Le sourire de Maman s'éteint complètement, sa flamme soufflée par ma question.
« Il le fallait, élude-t-elle. Mais peu importe, je ne suis pas venue pour ça. Écoute-moi bien. Ce que tu viens de faire, Iris, tu pourras le regretter toute ta vie, ou au contraire t'en réjouir. Cela dépend de la façon dont tu réagiras ensuite. De la façon dont vous réagirez, Marc et toi.
— Mais comment... ?
— C'est un geste décisif, enchaîne-t-elle sans prêter attention à mon interruption.
— Maman... Que... ? »
Je ne sais pas comment continuer ma phrase, alors je me contente de la fixer d'un air abasourdi. Mettre un bout de papier dans ma poche, un geste décisif ?
« Méfie-toi de cette Lya, poursuit ma mère en sautant de son perchoir pour se retrouver face à moi.
— Maman, je répète, consciente qu'elle va déjà partir, non, maman ! Reste...
— Je ne peux pas trop t'en dire... Méfie-toi de cette Lya. »
Je croise son regard. Son visage est une tornade d'émotions intenses, colère, douleur, terreur, impuissance... Rien de commun avec sa voix tranquille. Je dois montrer ma surprise d'une façon ou d'une autre, bien que je n'en aie pas conscience, car elle détourne la tête.
Au bout de quelques dizaines de secondes, elle me regarde à nouveau dans les yeux ; j'ai l'impression que, bientôt, il ne me restera plus que ces deux tristesses bleues. Alors je me remplis d'elle, de chaque trait de son visage, de l'intensité de son regard, de la douceur de ses mains qui se tendent vers moi, pour m'en souvenir ensuite, dans une semaine, dans dix ans, pour l'éternité.

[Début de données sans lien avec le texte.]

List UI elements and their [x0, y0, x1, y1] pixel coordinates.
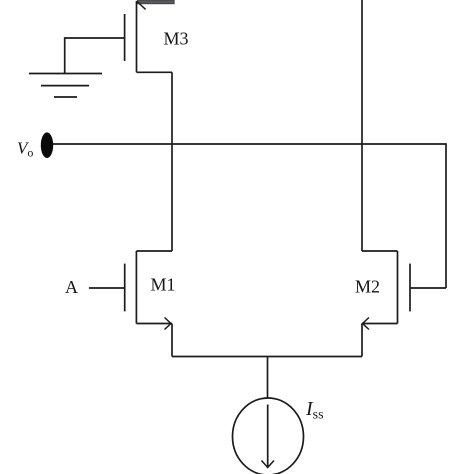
svg-text:A: A: [65, 277, 78, 297]
wire (rail tap down to current source): [267, 357, 269, 399]
svg-text:M3: M3: [164, 29, 189, 49]
wire (M2 gate to Vo feedback line): [410, 287, 446, 289]
wire (Vo output line, across to M2 gate): [53, 144, 446, 288]
node Vo: [41, 132, 53, 158]
transistor M1: [125, 251, 172, 357]
svg-text:Iss: Iss: [305, 398, 324, 423]
wire (M2 drain from top of figure): [361, 0, 363, 251]
svg-text:M1: M1: [151, 275, 176, 295]
transistor M3: [125, 1, 172, 72]
wire (common source rail): [172, 356, 362, 358]
ground: [29, 74, 102, 98]
wire (M3 gate to ground): [65, 38, 125, 74]
current source Iss: [233, 398, 304, 474]
wire (input A to M1 gate): [89, 287, 125, 289]
svg-text:M2: M2: [355, 277, 380, 297]
wire (top rail stub at M3 source, thick cropped segment): [138, 0, 175, 4]
wire (M3 drain down to M1 drain): [171, 72, 173, 251]
transistor M2: [362, 251, 410, 357]
svg-text:Vo: Vo: [17, 139, 33, 160]
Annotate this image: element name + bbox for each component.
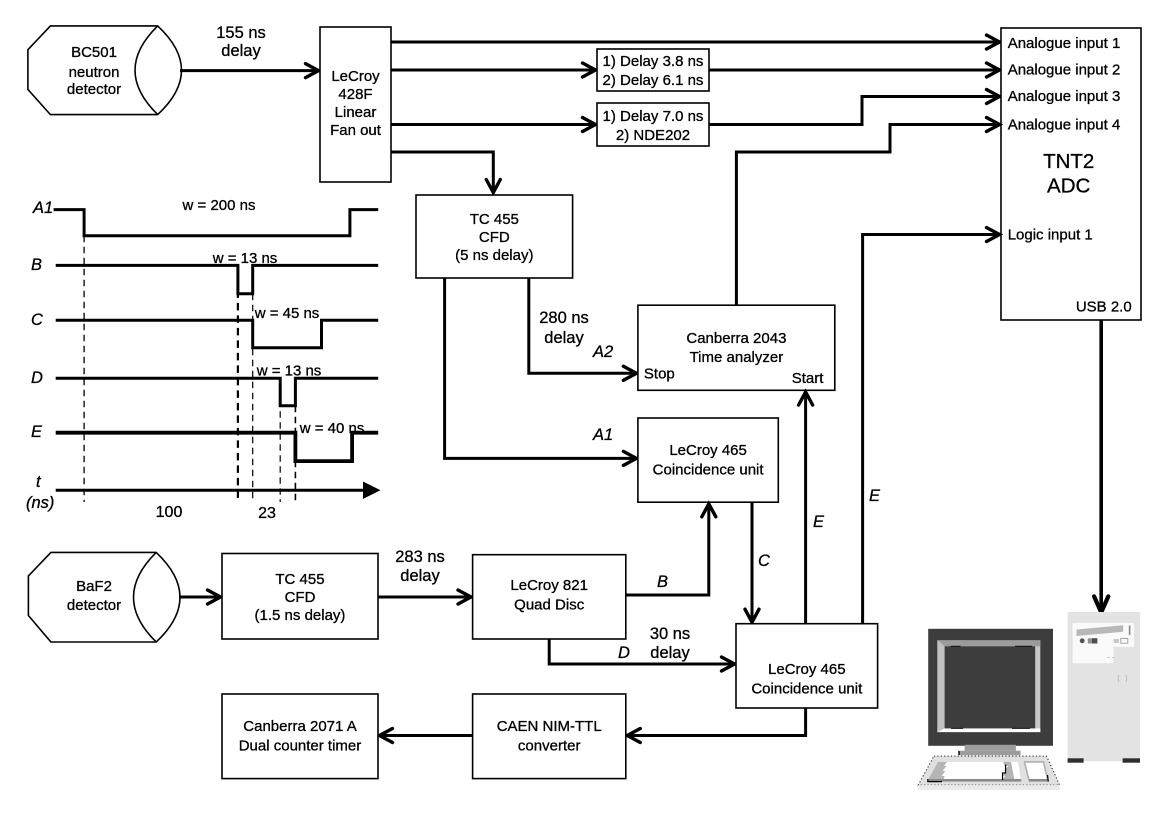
- svg-text:Coincidence unit: Coincidence unit: [751, 681, 863, 698]
- svg-text:delay: delay: [650, 644, 690, 662]
- wire: delay box 2 to analogue input 3: [709, 90, 1000, 125]
- svg-text:B: B: [31, 256, 42, 274]
- wire: coincidence unit 1 to coincidence unit 2 (C): [745, 502, 759, 622]
- svg-text:D: D: [618, 644, 630, 662]
- wire: fan-out output 4 to TC455 CFD: [391, 152, 500, 193]
- timing diagram: trace D: [56, 378, 379, 405]
- wire: fan-out output 1 to analogue input 1: [391, 35, 1000, 49]
- Canberra 2071 A dual counter timer: [222, 694, 378, 779]
- svg-text:LeCroy 821: LeCroy 821: [510, 577, 588, 594]
- BaF2 detector: [28, 552, 180, 642]
- TC 455 CFD (1.5 ns delay): [222, 554, 378, 640]
- label: 155 ns delay: [216, 24, 266, 60]
- Canberra 2043 time analyzer: [638, 305, 835, 390]
- svg-text:BC501: BC501: [71, 44, 117, 61]
- wire: delay box 1 to analogue input 2: [709, 63, 1000, 77]
- svg-text:Linear: Linear: [335, 104, 377, 121]
- timing diagram: dashed guide at B fall: [237, 265, 239, 502]
- timing diagram: t axis: [56, 482, 381, 499]
- wire: coincidence unit 2 to time analyzer start (E): [799, 392, 813, 624]
- LeCroy 428F linear fan out: [320, 27, 391, 182]
- svg-text:neutron: neutron: [69, 64, 120, 81]
- svg-text:TC 455: TC 455: [275, 571, 324, 588]
- svg-text:1) Delay 7.0 ns: 1) Delay 7.0 ns: [603, 108, 704, 125]
- svg-text:Stop: Stop: [644, 366, 675, 383]
- svg-text:w = 40 ns: w = 40 ns: [299, 420, 365, 437]
- wire: NIM-TTL converter to dual counter timer: [380, 729, 473, 743]
- wire: quad disc output D to coincidence unit 2: [549, 639, 734, 671]
- svg-text:converter: converter: [518, 738, 581, 755]
- svg-text:Time analyzer: Time analyzer: [690, 349, 784, 366]
- wire: time analyzer output to analogue input 4: [736, 118, 999, 306]
- svg-text:2) Delay 6.1 ns: 2) Delay 6.1 ns: [603, 72, 704, 89]
- svg-text:Logic input 1: Logic input 1: [1008, 227, 1093, 244]
- svg-text:detector: detector: [67, 81, 121, 98]
- svg-text:Quad Disc: Quad Disc: [514, 597, 585, 614]
- svg-text:C: C: [758, 552, 770, 570]
- svg-text:Start: Start: [792, 370, 825, 387]
- svg-text:w = 200 ns: w = 200 ns: [182, 197, 256, 214]
- timing diagram: dashed guide at D rise / E fall: [294, 406, 296, 502]
- svg-text:detector: detector: [67, 597, 121, 614]
- wire: coincidence unit 2 to TNT2 logic input 1 (E): [863, 228, 1000, 624]
- TNT2 ADC unit: [1001, 28, 1141, 320]
- svg-text:LeCroy 465: LeCroy 465: [768, 661, 846, 678]
- svg-text:BaF2: BaF2: [76, 578, 112, 595]
- svg-text:delay: delay: [400, 567, 440, 585]
- svg-text:283 ns: 283 ns: [395, 548, 445, 566]
- svg-text:ADC: ADC: [1047, 175, 1090, 198]
- BC501 neutron detector: [28, 26, 182, 115]
- svg-text:w = 13 ns: w = 13 ns: [212, 250, 278, 267]
- svg-text:A1: A1: [592, 426, 613, 444]
- label: 280 ns delay: [539, 309, 589, 347]
- svg-text:155 ns: 155 ns: [216, 24, 266, 42]
- svg-text:USB 2.0: USB 2.0: [1076, 299, 1132, 316]
- timing diagram: trace B: [56, 265, 379, 293]
- computer keyboard: [918, 756, 1059, 790]
- svg-text:TC 455: TC 455: [470, 211, 519, 228]
- delay box 1 (3.8 / 6.1 ns): [597, 49, 709, 91]
- timing diagram: trace A1: [54, 210, 379, 236]
- svg-text:23: 23: [258, 505, 276, 522]
- svg-text:Canberra 2071 A: Canberra 2071 A: [243, 718, 356, 735]
- svg-text:CFD: CFD: [479, 229, 510, 246]
- wire: BaF2 to TC455 CFD (1.5 ns): [179, 590, 221, 604]
- timing diagram: trace E: [56, 433, 379, 461]
- svg-text:C: C: [31, 311, 43, 329]
- computer monitor: [928, 629, 1053, 746]
- LeCroy 465 coincidence unit 2: [736, 624, 878, 708]
- wire: TC455 CFD to coincidence unit 1 (A1): [445, 278, 637, 465]
- svg-text:Fan out: Fan out: [330, 122, 382, 139]
- LeCroy 465 coincidence unit 1: [638, 418, 778, 502]
- svg-text:w = 13 ns: w = 13 ns: [256, 363, 322, 380]
- svg-text:Dual counter timer: Dual counter timer: [239, 738, 362, 755]
- timing diagram: trace C: [56, 320, 379, 347]
- label: 283 ns delay: [395, 548, 445, 585]
- timing diagram: dashed guide at A1 fall: [83, 236, 85, 502]
- svg-text:A1: A1: [32, 199, 53, 217]
- timing diagram: dashed guide at B rise / C fall: [252, 294, 254, 502]
- svg-text:Analogue input 3: Analogue input 3: [1008, 88, 1121, 105]
- wire: TC455 (1.5 ns) to LeCroy 821: [378, 590, 471, 604]
- wire: fan-out output 2 to delay box 1: [391, 63, 596, 77]
- wire: TNT2 USB 2.0 to computer: [1094, 320, 1108, 612]
- wire: fan-out output 3 to delay box 2: [391, 118, 596, 132]
- svg-text:100: 100: [156, 504, 183, 521]
- svg-text:(5 ns delay): (5 ns delay): [455, 247, 533, 264]
- svg-text:LeCroy: LeCroy: [331, 68, 380, 85]
- svg-text:delay: delay: [221, 42, 261, 60]
- svg-text:D: D: [31, 369, 43, 387]
- wire: coincidence unit 2 to NIM-TTL converter: [627, 708, 805, 743]
- label: 30 ns delay: [650, 625, 691, 662]
- CAEN NIM-TTL converter: [473, 694, 626, 779]
- svg-text:(ns): (ns): [26, 494, 54, 512]
- svg-text:E: E: [869, 487, 881, 505]
- svg-text:B: B: [657, 573, 668, 591]
- svg-text:Analogue input 1: Analogue input 1: [1008, 35, 1121, 52]
- LeCroy 821 quad disc: [473, 555, 626, 639]
- timing diagram: dashed guide at D fall: [279, 378, 281, 502]
- svg-text:CFD: CFD: [285, 589, 316, 606]
- svg-text:Analogue input 2: Analogue input 2: [1008, 62, 1121, 79]
- svg-text:280 ns: 280 ns: [539, 309, 589, 327]
- svg-text:Canberra 2043: Canberra 2043: [686, 330, 786, 347]
- delay box 2 (7.0 ns / NDE202): [597, 103, 709, 146]
- svg-text:delay: delay: [544, 329, 584, 347]
- computer monitor stand: [959, 745, 1021, 756]
- svg-text:1) Delay 3.8 ns: 1) Delay 3.8 ns: [603, 53, 704, 70]
- computer tower: [1068, 612, 1140, 763]
- TC 455 CFD (5 ns delay): [416, 195, 573, 278]
- svg-text:A2: A2: [592, 343, 613, 361]
- svg-text:(1.5 ns delay): (1.5 ns delay): [255, 607, 346, 624]
- svg-text:30 ns: 30 ns: [650, 625, 690, 643]
- svg-text:w = 45 ns: w = 45 ns: [254, 305, 320, 322]
- svg-text:LeCroy 465: LeCroy 465: [669, 442, 747, 459]
- svg-text:TNT2: TNT2: [1043, 150, 1094, 173]
- wire: quad disc output B to coincidence unit 1: [626, 504, 716, 595]
- svg-text:Analogue input 4: Analogue input 4: [1008, 117, 1121, 134]
- wire: BC501 to fan-out: [180, 64, 319, 78]
- svg-text:CAEN NIM-TTL: CAEN NIM-TTL: [497, 718, 602, 735]
- svg-text:428F: 428F: [338, 86, 372, 103]
- svg-text:E: E: [31, 423, 43, 441]
- wire: TC455 CFD to time analyzer stop (A2): [529, 278, 637, 380]
- svg-text:E: E: [813, 513, 825, 531]
- svg-text:Coincidence unit: Coincidence unit: [653, 462, 765, 479]
- svg-text:2) NDE202: 2) NDE202: [616, 127, 690, 144]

Le décor reprend des couleurs. Je me concentre sur ma mère, refusant de la laisser partir – parce que, je le sens, elle n'existe que si la réalité s'estompe. Mais je ne peux rien faire. Le mistral se remet à souffler, la rue autour de nous se solidifie, les secondes semblent s'écouler à nouveau et l'image ma mère vacille...
Je suppose qu'elle le voit, ou qu'elle le sent. Sa voix douce s'élève à nouveau.
« Iris... Je t'ai toujours aimée, tu sais, depuis que tu es née. Je pensais que j'aurais plus de temps avec toi. Je suis désolée, Iris. Je sais, je sens que tu t'en sortiras. Je te fais confiance... »
Elle avance d'un pas et j'ai l'impression qu'elle va me serrer dans ses bras, même si elle ne devrait pas pouvoir. Mais avant d'avoir pu achever son geste, elle disparaît, comme un nuage de vapeur. Ses yeux demeurent rivés aux miens une seconde encore, flottant dans le ciel sombre.
Puis ils s'évanouissent à leur tour, me laissant seule dans la nuit.